Nei confronti delle prospettive razionalistiche o "libertine", Pascal si impegna
a provare la verità del cristianesimo mostrando la debolezza della ragione umana
se abbandonata a se stessa. In particolare, allo spirito geometrico (esprit de
géométrie), lo spirito deduttivo e analitico della scienza cartesiana,
contrappone lo spirito di finezza (esprit de finesse), intuitivo e sintetico,
intreccio di ragione e sentimento, in grado di cogliere la complessità dei
comportamenti umani.
Pascal svolge la sua apologetica del cristianesimo in una serie di frammenti
raccolti nei Pensieri (composti nel 1657-60), in cui descrive l'uomo nella sua
realtà esistenziale concreta, rinunciando alla pretesa di una filosofia
sistematica su esso. L'intento di Pascal non è fornire prove razionali
dell'esistenza di Dio, ma presentare il cristianesimo come l'unica risposta
coerente all'enigma dell'uomo, facendo appello non alla ragione ma al cuore,
quale facoltà dell'infinito. Infatti miseria e grandezza sono le caratteristiche
essenziali ed essenzialmente irriducibili dell'uomo, che è continuamente conteso
fra l'infinitamente piccolo e l'infinitamente grande, stretto in una duplicità
enigmatica e tragica.
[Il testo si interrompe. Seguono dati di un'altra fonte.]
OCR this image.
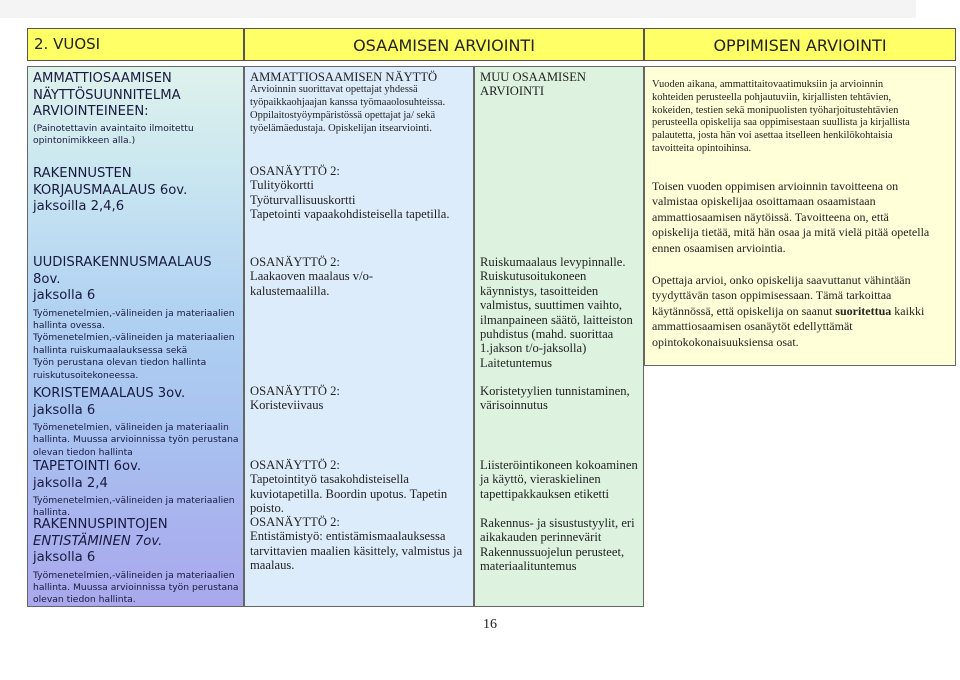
2. VUOSI	OSAAMISEN ARVIOINTI	OPPIMISEN ARVIOINTI
AMMATTIOSAAMISEN
NÄYTTÖSUUNNITELMA
ARVIOINTEINEEN:
(Painotettavin avaintaito ilmoitettu
opintonimikkeen alla.)
RAKENNUSTEN
KORJAUSMAALAUS 6ov.
jaksoilla 2,4,6
UUDISRAKENNUSMAALAUS
8ov.
jaksolla 6
Työmenetelmien,-välineiden ja materiaalien
hallinta ovessa.
Työmenetelmien,-välineiden ja materiaalien
hallinta ruiskumaalauksessa sekä
Työn perustana olevan tiedon hallinta
ruiskutusoitekoneessa.
KORISTEMAALAUS 3ov.
jaksolla 6
Työmenetelmien, välineiden ja materiaalin
hallinta. Muussa arvioinnissa työn perustana
olevan tiedon hallinta
TAPETOINTI 6ov.
jaksolla 2,4
Työmenetelmien,-välineiden ja materiaalien
hallinta.
RAKENNUSPINTOJEN
ENTISTÄMINEN 7ov.
jaksolla 6
Työmenetelmien,-välineiden ja materiaalien
hallinta. Muussa arvioinnissa työn perustana
olevan tiedon hallinta.
AMMATTIOSAAMISEN NÄYTTÖ
Arvioinnin suorittavat opettajat yhdessä
työpaikkaohjaajan kanssa työmaaolosuhteissa.
Oppilaitostyöympäristössä opettajat ja/ sekä
työelämäedustaja. Opiskelijan itsearviointi.
OSANÄYTTÖ 2:
Tulityökortti
Työturvallisuuskortti
Tapetointi vapaakohdisteisella tapetilla.
OSANÄYTTÖ 2:
Laakaoven maalaus v/o-
kalustemaalilla.
OSANÄYTTÖ 2:
Koristeviivaus
OSANÄYTTÖ 2:
Tapetointityö tasakohdisteisella
kuviotapetilla. Boordin upotus. Tapetin
poisto.
OSANÄYTTÖ 2:
Entistämistyö: entistämismaalauksessa
tarvittavien maalien käsittely, valmistus ja
maalaus.
MUU OSAAMISEN
ARVIOINTI
Ruiskumaalaus levypinnalle.
Ruiskutusoitukoneen
käynnistys, tasoitteiden
valmistus, suuttimen vaihto,
ilmanpaineen säätö, laitteiston
puhdistus (mahd. suorittaa
1.jakson t/o-jaksolla)
Laitetuntemus
Koristetyylien tunnistaminen,
värisoinnutus
Liisteröintikoneen kokoaminen
ja käyttö, vieraskielinen
tapettipakkauksen etiketti
Rakennus- ja sisustustyylit, eri
aikakauden perinnevärit
Rakennussuojelun perusteet,
materiaalituntemus
Vuoden aikana, ammattitaitovaatimuksiin ja arvioinnin
kohteiden perusteella pohjautuviin, kirjallisten tehtävien,
kokeiden, testien sekä monipuolisten työharjoitustehtävien
perusteella opiskelija saa oppimisestaan suullista ja kirjallista
palautetta, josta hän voi asettaa itselleen henkilökohtaisia
tavoitteita opintoihinsa.
Toisen vuoden oppimisen arvioinnin tavoitteena on
valmistaa opiskelijaa osoittamaan osaamistaan
ammattiosaamisen näytöissä. Tavoitteena on, että
opiskelija tietää, mitä hän osaa ja mitä vielä pitää opetella
ennen osaamisen arviointia.
Opettaja arvioi, onko opiskelija saavuttanut vähintään
tyydyttävän tason oppimisessaan. Tämä tarkoittaa
käytännössä, että opiskelija on saanut suoritettua kaikki
ammattiosaamisen osanäytöt edellyttämät
opintokokonaisuuksiensa osat.
16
Così carico di limitazioni, di difetti, di frustrazioni,
l'uomo cerca una via di uscita nel divertissement (divertimento), nella
distrazione e nella ricerca di piaceri, in cui però sprofonda in una miseria
ancora maggiore perché inconsapevole. Tuttavia l'uomo neppure si sentirebbe
misero, se insieme con la miseria non avvertisse in sé i segni della grandezza,
che risiedono nel suo pensiero, aperto all'infinito, e nell'aspirazione a una
vita infinita, a una infinita felicità, quale si ha in una vita più che umana
(in una vita divina). La vera concezione dell'uomo e dell'universo (la vera
religione) dovrà tener conto di tale duplicità e spiegarla con una caduta, di
cui dovrà dare anche positiva notizia se si tratta di religione. Tale religione
dovrà spiegare il paradosso dell'uomo, e indicare anche la via per uscire da
esso. Solo il cristianesimo dà tali risposte, la cui garanzia di verità è
costituita dai miracoli, dalle profezie, dall'autorità delle Scritture, prove
storiche che convincono più il cuore che la ragione. Pascal arriva a proporre
una scommessa per il Dio dei cristiani a quanti restino, nonostante le molte
ragioni apologetiche ascoltate, ancora dubbiosi: se non ci si sente persuasi né
dell'esistenza, né della non esistenza di Dio, non è irrazionale "decidere" di
vivere come se il Dio dei cristiani ci fosse (scommettendo sulla sua esistenza)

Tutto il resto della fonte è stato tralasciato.